Towards Disaggregation-Native Data Streaming between Devices
Nils Asmussen, Michael Roitzsch
TL;DR
The paper tackles data-movement bottlenecks in disaggregated datacenters enabled by fabrics such as CXL, where CPU-centric staging can negate potential latency benefits. It proposes disaggregation-native devices carrying a device-independent data streaming facility and analyzes three protocol-placement strategies, advocating distributed resource-side protocols to minimize hops. Using the M3 architecture with DTU-enabled tiles, it outlines architectural components, device heterogeneity considerations, access control, and protocol implementation approaches, and discusses cross-machine extensions as a core challenge.
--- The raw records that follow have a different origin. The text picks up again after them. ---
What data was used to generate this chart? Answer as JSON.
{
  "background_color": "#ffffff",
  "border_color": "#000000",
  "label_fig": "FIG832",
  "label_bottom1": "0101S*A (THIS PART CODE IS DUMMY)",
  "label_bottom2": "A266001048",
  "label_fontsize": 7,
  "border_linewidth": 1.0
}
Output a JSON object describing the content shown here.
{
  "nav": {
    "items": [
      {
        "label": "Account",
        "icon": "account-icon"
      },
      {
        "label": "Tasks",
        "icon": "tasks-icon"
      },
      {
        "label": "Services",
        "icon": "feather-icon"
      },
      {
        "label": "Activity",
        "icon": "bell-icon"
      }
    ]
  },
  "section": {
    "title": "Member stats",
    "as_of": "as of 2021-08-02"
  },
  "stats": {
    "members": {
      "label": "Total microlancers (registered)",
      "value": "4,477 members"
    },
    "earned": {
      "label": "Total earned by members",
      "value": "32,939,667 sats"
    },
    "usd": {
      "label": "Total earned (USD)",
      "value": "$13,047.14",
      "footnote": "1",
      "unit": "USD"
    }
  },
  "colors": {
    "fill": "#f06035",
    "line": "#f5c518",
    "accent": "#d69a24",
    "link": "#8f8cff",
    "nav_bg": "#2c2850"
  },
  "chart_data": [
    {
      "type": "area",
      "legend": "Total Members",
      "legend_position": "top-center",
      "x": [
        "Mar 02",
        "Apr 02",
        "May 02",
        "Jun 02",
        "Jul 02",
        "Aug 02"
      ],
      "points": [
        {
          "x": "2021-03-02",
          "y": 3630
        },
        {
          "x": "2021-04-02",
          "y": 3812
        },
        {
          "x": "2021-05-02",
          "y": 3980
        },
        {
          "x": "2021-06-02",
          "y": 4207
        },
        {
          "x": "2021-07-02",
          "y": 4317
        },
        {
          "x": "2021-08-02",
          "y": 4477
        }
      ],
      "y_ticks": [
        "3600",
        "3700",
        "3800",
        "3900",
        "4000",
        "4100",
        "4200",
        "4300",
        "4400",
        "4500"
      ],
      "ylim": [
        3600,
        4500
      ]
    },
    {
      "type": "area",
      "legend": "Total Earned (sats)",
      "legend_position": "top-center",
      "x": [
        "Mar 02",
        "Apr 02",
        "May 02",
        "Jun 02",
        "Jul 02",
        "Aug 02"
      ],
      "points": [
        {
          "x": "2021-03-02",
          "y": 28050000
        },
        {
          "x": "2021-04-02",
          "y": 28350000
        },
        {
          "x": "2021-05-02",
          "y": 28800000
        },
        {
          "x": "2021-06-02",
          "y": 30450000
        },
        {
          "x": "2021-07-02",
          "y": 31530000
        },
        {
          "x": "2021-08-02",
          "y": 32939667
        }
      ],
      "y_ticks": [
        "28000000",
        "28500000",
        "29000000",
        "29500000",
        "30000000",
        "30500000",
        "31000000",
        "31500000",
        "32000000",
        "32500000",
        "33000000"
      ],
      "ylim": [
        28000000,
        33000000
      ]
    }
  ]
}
A gem5-based evaluation demonstrates substantial latency improvements for distributed protocols (up to ~67% faster than app-side and ~25% faster than central), while acknowledging simulation limitations and open questions about mapping security primitives onto CXL fabrics for robust isolation.
Abstract
Disaggregation is an ongoing trend to increase flexibility in datacenters. With interconnect technologies like CXL, pools of CPUs, accelerators, and memory can be connected via a datacenter fabric. Applications can then pick from those pools the resources necessary for their specific workload. However, this vision becomes less clear when we consider data movement. Workloads often require data to be streamed through chains of multiple devices, but typically, these data streams physically do not directly flow device-to-device, but are staged in memory by a CPU hosting device protocol logic. We show that augmenting devices with a disaggregation-native and device-independent data streaming facility can improve processing latencies by enabling data flows directly between arbitrary devices.